Die finale Lösung hatte Philipp Olschewski, Fraktionsvorsitzender der CDU. Schon zu Beginn machte er klar, dass die Christdemokraten sich die Lösung gut überlegt hätten und in diesem Punkt nicht kompromissbereit sind: „Wir als CDU sprechen uns entschieden gegen die Erhöhung des Hebesatzes aus. Deshalb plädieren wir dafür, den Hebesatz für die Grundsteuer B für Wohngrundstücke bei 720 Prozentpunkten zu belassen. Unserer Auffassung nach sollen zudem differenzierte Hebesätze angewendet werden.“ Bei Auslastung der maximal möglichen Differenzierung läge der Hebesatz für Nichtwohngrundstücke demnäch bei 1440 Prozentpunkten und es ergäbe sich für die Gemeinde somit ein Steuerertrag von insgesamt circa 1,2 Millionen Euro. Durch die deutlich gesunkenen Messbeträge für Nichtwohngrundstücke werde es mit diesem Vorgehen auch keine Mehrbelastungen für Unternehmen geben.
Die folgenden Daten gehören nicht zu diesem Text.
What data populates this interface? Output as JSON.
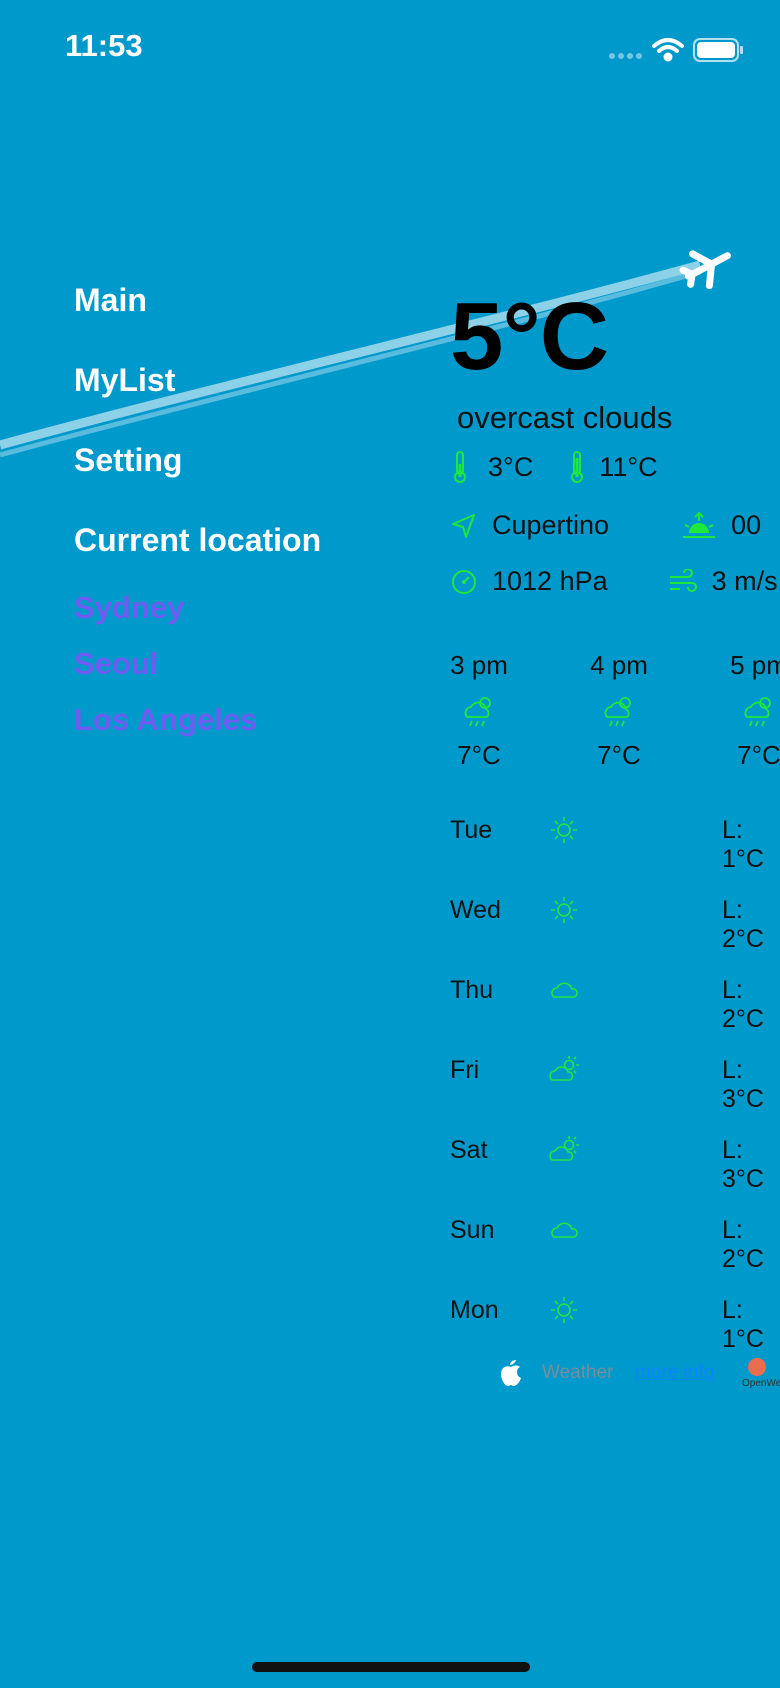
{
  "status_bar": {
    "time": "11:53",
    "icons": [
      "signal-dots-icon",
      "wifi-icon",
      "battery-icon"
    ]
  },
  "menu": {
    "items": [
      {
        "label": "Main"
      },
      {
        "label": "MyList"
      },
      {
        "label": "Setting"
      },
      {
        "label": "Current location"
      }
    ],
    "cities": [
      {
        "label": "Sydney"
      },
      {
        "label": "Seoul"
      },
      {
        "label": "Los Angeles"
      }
    ]
  },
  "current": {
    "temperature": "5°C",
    "description": "overcast clouds",
    "temp_min": "3°C",
    "temp_max": "11°C",
    "location": "Cupertino",
    "sunrise_partial": "00",
    "pressure": "1012 hPa",
    "wind": "3 m/s"
  },
  "hourly": [
    {
      "time": "3 pm",
      "icon": "cloud-sun-rain-icon",
      "temp": "7°C"
    },
    {
      "time": "4 pm",
      "icon": "cloud-sun-rain-icon",
      "temp": "7°C"
    },
    {
      "time": "5 pm",
      "icon": "cloud-sun-rain-icon",
      "temp": "7°C"
    }
  ],
  "daily": [
    {
      "day": "Tue",
      "icon": "sun-icon",
      "low": "L: 1°C"
    },
    {
      "day": "Wed",
      "icon": "sun-icon",
      "low": "L: 2°C"
    },
    {
      "day": "Thu",
      "icon": "cloud-icon",
      "low": "L: 2°C"
    },
    {
      "day": "Fri",
      "icon": "cloud-sun-icon",
      "low": "L: 3°C"
    },
    {
      "day": "Sat",
      "icon": "cloud-sun-icon",
      "low": "L: 3°C"
    },
    {
      "day": "Sun",
      "icon": "cloud-icon",
      "low": "L: 2°C"
    },
    {
      "day": "Mon",
      "icon": "sun-icon",
      "low": "L: 1°C"
    }
  ],
  "footer": {
    "weather_label": "Weather",
    "more_info": "more info",
    "openweather_label": "OpenWe"
  },
  "colors": {
    "background": "#0099CC",
    "icon_green": "#1EE83C",
    "city_purple": "#6E5CF0",
    "link_blue": "#0A84FF"
  }
}
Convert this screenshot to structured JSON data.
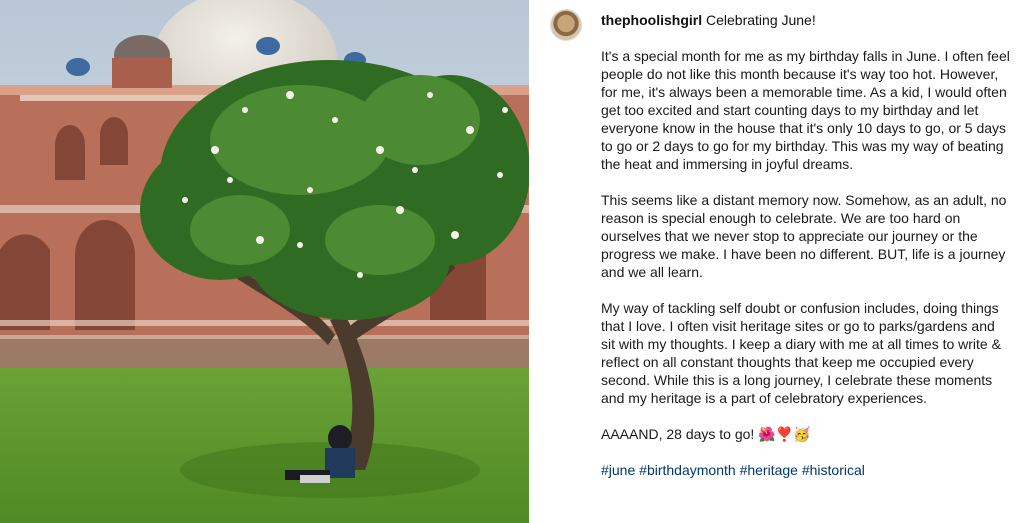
{
  "post": {
    "username": "thephoolishgirl",
    "title_text": " Celebrating June!",
    "paragraphs": [
      "It's a special month for me as my birthday falls in June. I often feel people do not like this month because it's way too hot. However, for me, it's always been a memorable time. As a kid, I would often get too excited and start counting days to my birthday and let everyone know in the house that it's only 10 days to go, or 5 days to go or 2 days to go for my birthday. This was my way of beating the heat and immersing in joyful dreams.",
      "This seems like a distant memory now. Somehow, as an adult, no reason is special enough to celebrate. We are too hard on ourselves that we never stop to appreciate our journey or the progress we make. I have been no different. BUT, life is a journey and we all learn.",
      "My way of tackling self doubt or confusion includes, doing things that I love. I often visit heritage sites or go to parks/gardens and sit with my thoughts. I keep a diary with me at all times to write & reflect on all constant thoughts that keep me occupied every second. While this is a long journey, I celebrate these moments and my heritage is a part of celebratory experiences.",
      "AAAAND, 28 days to go! 🌺❣️🥳"
    ],
    "hashtags": [
      "#june",
      "#birthdaymonth",
      "#heritage",
      "#historical"
    ]
  }
}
„Der Ertragsverlust für unsere Gemeinde bei dem von uns vorgeschlagenen Vorgehen läge gegenüber der Variante F beispielsweise bei nur circa 72.000 Euro und ist bei einem aktuellen Haushaltsvolumen von über 21 Millionen Euro als vernachlässigbar und im Haushalt kompensierbar anzusehen. Für die Menschen in unserer Gemeinde jedoch würde jedes einzelne Prozent Steuererhöhung ein schmerzlicher Griff in die Tasche darstellen und das in Zeiten, in denen die Lebenshaltungskosten sowieso schon ins Unermessliche gestiegen sind“, betonte der Fraktionsvorsitzende.
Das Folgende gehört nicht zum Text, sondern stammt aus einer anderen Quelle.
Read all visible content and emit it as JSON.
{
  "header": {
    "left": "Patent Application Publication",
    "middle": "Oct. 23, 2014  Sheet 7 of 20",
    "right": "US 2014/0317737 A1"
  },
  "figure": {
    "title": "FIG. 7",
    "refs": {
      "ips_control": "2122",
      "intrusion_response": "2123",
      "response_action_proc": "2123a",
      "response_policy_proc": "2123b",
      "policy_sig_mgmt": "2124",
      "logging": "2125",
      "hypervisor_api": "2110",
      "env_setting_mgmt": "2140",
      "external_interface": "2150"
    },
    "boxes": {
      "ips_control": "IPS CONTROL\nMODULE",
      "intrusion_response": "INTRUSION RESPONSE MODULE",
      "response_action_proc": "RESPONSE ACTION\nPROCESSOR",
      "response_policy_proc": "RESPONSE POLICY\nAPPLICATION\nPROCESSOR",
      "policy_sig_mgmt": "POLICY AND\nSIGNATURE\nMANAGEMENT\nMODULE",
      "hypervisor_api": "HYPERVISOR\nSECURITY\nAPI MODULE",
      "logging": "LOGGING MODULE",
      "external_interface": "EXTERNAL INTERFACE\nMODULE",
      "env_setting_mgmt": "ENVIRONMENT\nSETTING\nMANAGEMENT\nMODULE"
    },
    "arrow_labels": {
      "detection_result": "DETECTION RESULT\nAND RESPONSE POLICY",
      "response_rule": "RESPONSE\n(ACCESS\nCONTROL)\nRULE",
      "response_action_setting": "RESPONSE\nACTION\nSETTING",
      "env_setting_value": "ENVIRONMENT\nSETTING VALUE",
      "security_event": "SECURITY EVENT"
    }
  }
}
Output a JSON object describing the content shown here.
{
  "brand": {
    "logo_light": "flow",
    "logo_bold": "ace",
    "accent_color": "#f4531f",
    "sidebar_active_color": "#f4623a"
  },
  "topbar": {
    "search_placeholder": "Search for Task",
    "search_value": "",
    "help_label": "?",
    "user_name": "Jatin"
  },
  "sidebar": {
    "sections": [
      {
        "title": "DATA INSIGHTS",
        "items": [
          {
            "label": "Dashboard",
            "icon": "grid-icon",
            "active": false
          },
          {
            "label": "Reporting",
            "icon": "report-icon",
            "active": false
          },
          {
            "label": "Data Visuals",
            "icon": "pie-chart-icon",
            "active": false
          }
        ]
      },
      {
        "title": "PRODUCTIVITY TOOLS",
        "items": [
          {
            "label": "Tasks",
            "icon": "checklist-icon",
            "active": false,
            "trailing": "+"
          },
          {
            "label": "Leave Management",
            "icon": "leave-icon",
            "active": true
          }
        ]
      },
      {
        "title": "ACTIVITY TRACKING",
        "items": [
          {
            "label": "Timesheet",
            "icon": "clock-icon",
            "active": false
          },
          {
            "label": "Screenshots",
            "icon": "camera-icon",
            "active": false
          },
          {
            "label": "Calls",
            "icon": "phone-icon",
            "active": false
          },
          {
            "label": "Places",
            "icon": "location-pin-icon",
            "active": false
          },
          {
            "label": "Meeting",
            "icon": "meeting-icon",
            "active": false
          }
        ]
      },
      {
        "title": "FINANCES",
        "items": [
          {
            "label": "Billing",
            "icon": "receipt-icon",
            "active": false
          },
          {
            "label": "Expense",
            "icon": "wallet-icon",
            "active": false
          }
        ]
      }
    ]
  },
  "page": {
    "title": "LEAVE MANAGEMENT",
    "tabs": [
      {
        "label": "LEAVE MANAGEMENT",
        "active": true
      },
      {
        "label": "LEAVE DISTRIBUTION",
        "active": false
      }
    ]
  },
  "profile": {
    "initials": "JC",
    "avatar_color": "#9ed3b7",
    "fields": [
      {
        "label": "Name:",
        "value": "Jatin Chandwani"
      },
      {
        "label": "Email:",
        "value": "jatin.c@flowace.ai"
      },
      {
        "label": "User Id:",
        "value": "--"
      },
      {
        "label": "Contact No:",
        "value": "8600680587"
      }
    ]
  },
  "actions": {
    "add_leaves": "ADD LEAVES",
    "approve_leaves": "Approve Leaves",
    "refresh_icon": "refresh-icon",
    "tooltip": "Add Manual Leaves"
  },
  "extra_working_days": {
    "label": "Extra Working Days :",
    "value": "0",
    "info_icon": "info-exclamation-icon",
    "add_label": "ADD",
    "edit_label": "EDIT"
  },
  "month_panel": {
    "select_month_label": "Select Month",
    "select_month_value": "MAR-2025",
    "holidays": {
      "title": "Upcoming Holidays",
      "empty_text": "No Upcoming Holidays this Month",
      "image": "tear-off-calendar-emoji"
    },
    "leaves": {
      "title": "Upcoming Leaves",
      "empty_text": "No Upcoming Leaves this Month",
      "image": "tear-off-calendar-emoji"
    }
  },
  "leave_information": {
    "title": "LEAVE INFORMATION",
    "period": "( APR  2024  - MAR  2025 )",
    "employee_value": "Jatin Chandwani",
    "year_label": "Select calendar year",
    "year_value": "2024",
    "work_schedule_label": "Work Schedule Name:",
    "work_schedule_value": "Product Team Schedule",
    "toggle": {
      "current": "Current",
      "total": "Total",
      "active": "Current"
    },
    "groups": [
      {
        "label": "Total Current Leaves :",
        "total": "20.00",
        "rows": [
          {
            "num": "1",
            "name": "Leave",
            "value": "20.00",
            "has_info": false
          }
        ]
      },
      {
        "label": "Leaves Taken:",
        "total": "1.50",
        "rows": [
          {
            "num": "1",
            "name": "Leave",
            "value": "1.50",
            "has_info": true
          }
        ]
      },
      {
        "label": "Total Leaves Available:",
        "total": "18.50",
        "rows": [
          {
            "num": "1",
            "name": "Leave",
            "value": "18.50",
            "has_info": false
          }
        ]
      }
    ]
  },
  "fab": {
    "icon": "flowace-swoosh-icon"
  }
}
Und die SPD? Die war sich zunächst noch nicht einig. „Wir haben die Vorlagen studiert. Wollten aber erst einmal die Diskussion abwarten“, sagte Ronny Sachse. Ein weiteres Problem sei nach Meinung der SPD die gesetzliche Unsicherheit. Der Fraktionsvorsitzende Gerd Schröder bat daher um eine Unterbrechung zur Beratung. Im Anschluss folgten doch alle dem Vorschlag der CDU und nicht dem der Verwaltung.
9. Und was bedeutet das genau für die Nachrodt-Wiblingwerder?
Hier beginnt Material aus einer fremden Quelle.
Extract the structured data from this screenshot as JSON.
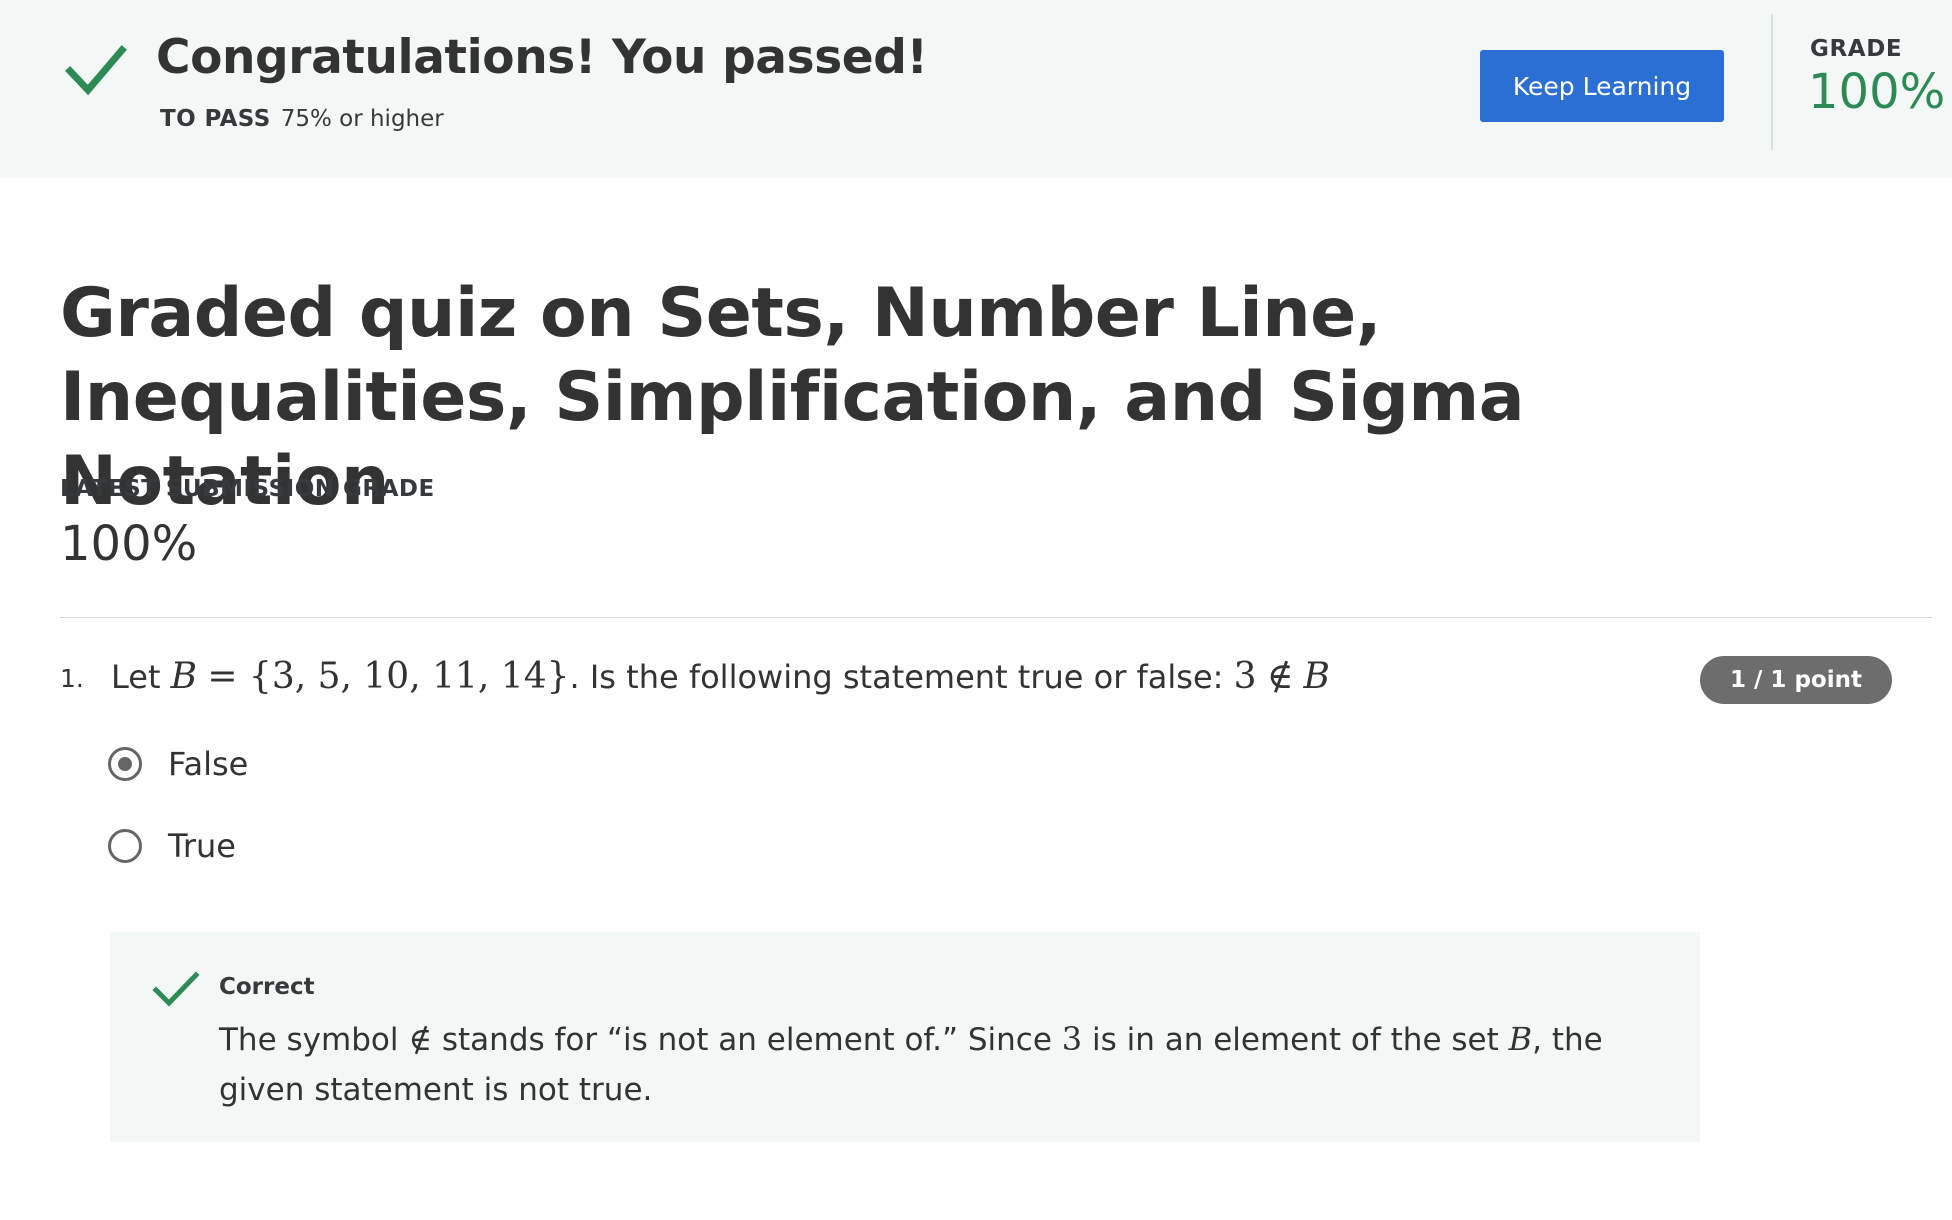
{
  "banner": {
    "title": "Congratulations! You passed!",
    "to_pass_label": "TO PASS",
    "to_pass_value": "75% or higher",
    "button_label": "Keep Learning",
    "grade_label": "GRADE",
    "grade_value": "100%"
  },
  "quiz": {
    "title": "Graded quiz on Sets, Number Line, Inequalities, Simplification, and Sigma Notation",
    "latest_label": "LATEST SUBMISSION GRADE",
    "latest_value": "100%"
  },
  "question": {
    "number": "1.",
    "prefix": "Let",
    "set_var": "B",
    "set_eq": "= {3, 5, 10, 11, 14}",
    "middle": ". Is the following statement true or false:",
    "stmt_num": "3",
    "stmt_sym": "∉",
    "stmt_var": "B",
    "points": "1 / 1 point",
    "options": [
      {
        "label": "False",
        "selected": true
      },
      {
        "label": "True",
        "selected": false
      }
    ]
  },
  "feedback": {
    "title": "Correct",
    "t1": "The symbol",
    "sym": "∉",
    "t2": "stands for “is not an element of.” Since",
    "num": "3",
    "t3": "is in an element of the set",
    "var": "B",
    "t4": ", the given statement is not true."
  },
  "colors": {
    "success_green": "#2e8a55",
    "banner_bg": "#f3f8f6",
    "button_blue": "#2b6fd4",
    "badge_gray": "#6d6d6d"
  },
  "icons": {
    "banner": "check-icon",
    "feedback": "check-icon"
  }
}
Was am Ende wirklich auf den Bescheiden steht und ob es mehr oder weniger ist, dass kann noch niemand sagen. Denn zur Berechnung der konkreten Grundsteuer wird der Grundsteuermessbetrag benötigt. Ab 2025 gilt die neue Grundsteuer: Der Steuermessbetrag ist dann von dem Grundsteuerwert und der Steuermesszahl abhängig. Dieser wird vom Finanzamt ermittelt. Die Gemeinden wenden ihren Hebesatz auf den Grundsteuermessbetrag an, daraus ergibt sich die Grundsteuer. Da die Messbetragszahlen für gewerbliche Grundstücke bis zu 60 Prozent sinken, gehen die Kommunalpolitiker davon aus, dass dies die fairste Lösung ist und die gewerblichen Nutzer vermutlich sogar immer noch im Vorteil sind.
Ob der Vorschlag der CDU auch der finale Beschluss wird, wird sich am Montag im Rat entscheiden. Die Mitglieder tagen ab 17 Uhr öffentlich im Schlosshotel Holzrichter.